The final determination is expected in April 2025, with rates potentially subject to revision.


Implications for the Solar Industry

This move follows earlier investigations into claims that these imports benefit unfairly from government subsidies in their home countries. The decision also mirrors a trend dating back 12 years, when similar tariffs were imposed on Chinese solar imports. In response, Chinese manufacturers shifted production to Southeast Asia, a region now under scrutiny.


Tim Brightbill, lead counsel for the petitioners, emphasized the significance of the decision:


"These preliminary duties address years of harmful trade practices, protecting billions of dollars in new American solar investments and jobs."


The announcement has garnered mixed reactions. Domestic manufacturers like First Solar saw their shares rise by 3.8%, while JinkoSolar’s US depository receipts fell by 2.9%. However, critics argue that such tariffs could increase solar project costs and disadvantage smaller renewable energy developers.
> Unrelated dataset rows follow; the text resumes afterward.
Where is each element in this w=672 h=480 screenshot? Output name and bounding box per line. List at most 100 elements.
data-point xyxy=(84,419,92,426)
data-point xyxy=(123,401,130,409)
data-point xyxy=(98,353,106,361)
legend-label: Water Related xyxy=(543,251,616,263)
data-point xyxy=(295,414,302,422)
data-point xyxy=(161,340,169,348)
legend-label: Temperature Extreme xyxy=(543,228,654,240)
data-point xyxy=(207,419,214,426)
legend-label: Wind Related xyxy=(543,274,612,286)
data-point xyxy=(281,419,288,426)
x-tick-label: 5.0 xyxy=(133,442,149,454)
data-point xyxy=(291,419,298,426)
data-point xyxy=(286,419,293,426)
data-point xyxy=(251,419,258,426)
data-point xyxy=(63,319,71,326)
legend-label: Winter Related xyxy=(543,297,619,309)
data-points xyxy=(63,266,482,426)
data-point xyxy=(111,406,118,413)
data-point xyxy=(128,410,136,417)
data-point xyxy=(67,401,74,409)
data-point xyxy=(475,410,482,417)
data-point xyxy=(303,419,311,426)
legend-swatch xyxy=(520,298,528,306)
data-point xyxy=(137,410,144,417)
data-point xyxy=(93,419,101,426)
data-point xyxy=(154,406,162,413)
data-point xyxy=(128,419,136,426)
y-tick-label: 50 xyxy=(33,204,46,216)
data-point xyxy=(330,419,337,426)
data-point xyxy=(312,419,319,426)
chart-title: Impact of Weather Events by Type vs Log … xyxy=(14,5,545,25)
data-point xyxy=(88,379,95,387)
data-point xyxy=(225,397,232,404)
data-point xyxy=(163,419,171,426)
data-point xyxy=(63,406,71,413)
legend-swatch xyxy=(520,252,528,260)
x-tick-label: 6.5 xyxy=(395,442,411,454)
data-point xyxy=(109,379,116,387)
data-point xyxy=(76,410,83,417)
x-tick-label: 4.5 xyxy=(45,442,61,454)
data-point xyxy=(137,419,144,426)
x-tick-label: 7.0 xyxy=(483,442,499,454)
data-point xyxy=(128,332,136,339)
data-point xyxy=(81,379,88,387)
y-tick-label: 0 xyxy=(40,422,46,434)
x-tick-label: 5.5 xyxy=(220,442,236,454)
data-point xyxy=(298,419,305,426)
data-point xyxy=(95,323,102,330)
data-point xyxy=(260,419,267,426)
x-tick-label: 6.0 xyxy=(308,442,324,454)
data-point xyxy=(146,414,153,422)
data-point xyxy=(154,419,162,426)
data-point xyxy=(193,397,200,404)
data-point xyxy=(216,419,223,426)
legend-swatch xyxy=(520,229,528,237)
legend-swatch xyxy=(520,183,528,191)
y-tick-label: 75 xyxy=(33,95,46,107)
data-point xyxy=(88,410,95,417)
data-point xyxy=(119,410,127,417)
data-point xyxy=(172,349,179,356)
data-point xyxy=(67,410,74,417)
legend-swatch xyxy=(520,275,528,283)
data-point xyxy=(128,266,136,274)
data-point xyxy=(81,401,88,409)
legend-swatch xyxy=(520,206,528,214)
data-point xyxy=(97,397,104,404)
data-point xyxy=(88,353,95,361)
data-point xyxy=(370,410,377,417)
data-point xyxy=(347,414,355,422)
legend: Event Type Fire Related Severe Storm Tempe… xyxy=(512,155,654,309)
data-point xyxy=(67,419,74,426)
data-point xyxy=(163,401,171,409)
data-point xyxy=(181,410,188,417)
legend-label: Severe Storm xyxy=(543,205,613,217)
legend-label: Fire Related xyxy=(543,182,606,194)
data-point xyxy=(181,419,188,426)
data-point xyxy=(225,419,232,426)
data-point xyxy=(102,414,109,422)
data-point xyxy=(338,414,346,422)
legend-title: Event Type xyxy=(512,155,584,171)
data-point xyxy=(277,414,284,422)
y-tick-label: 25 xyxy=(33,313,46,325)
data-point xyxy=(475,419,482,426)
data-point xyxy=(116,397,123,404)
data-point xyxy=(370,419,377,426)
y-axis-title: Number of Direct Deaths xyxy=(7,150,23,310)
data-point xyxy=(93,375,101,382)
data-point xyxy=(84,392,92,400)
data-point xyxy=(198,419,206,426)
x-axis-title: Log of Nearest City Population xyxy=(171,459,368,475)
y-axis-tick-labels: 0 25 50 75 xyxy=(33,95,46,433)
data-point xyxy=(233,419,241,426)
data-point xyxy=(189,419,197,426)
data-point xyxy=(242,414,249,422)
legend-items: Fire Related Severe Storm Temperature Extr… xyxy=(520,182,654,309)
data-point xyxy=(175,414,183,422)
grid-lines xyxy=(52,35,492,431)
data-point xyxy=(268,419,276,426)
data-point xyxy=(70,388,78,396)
A Balancing Act: Supporting Domestic Growth Amid Global Competition

The Commerce Department’s move aligns with the US strategy to bolster its solar manufacturing sector while reducing reliance on foreign supply chains. Yet, the increased costs for solar imports may challenge the Biden administration's renewable energy goals.


As the solar industry anticipates the final decision in April, the ruling represents a critical juncture for balancing domestic industry protection with the affordability and expansion of solar power projects across the United States.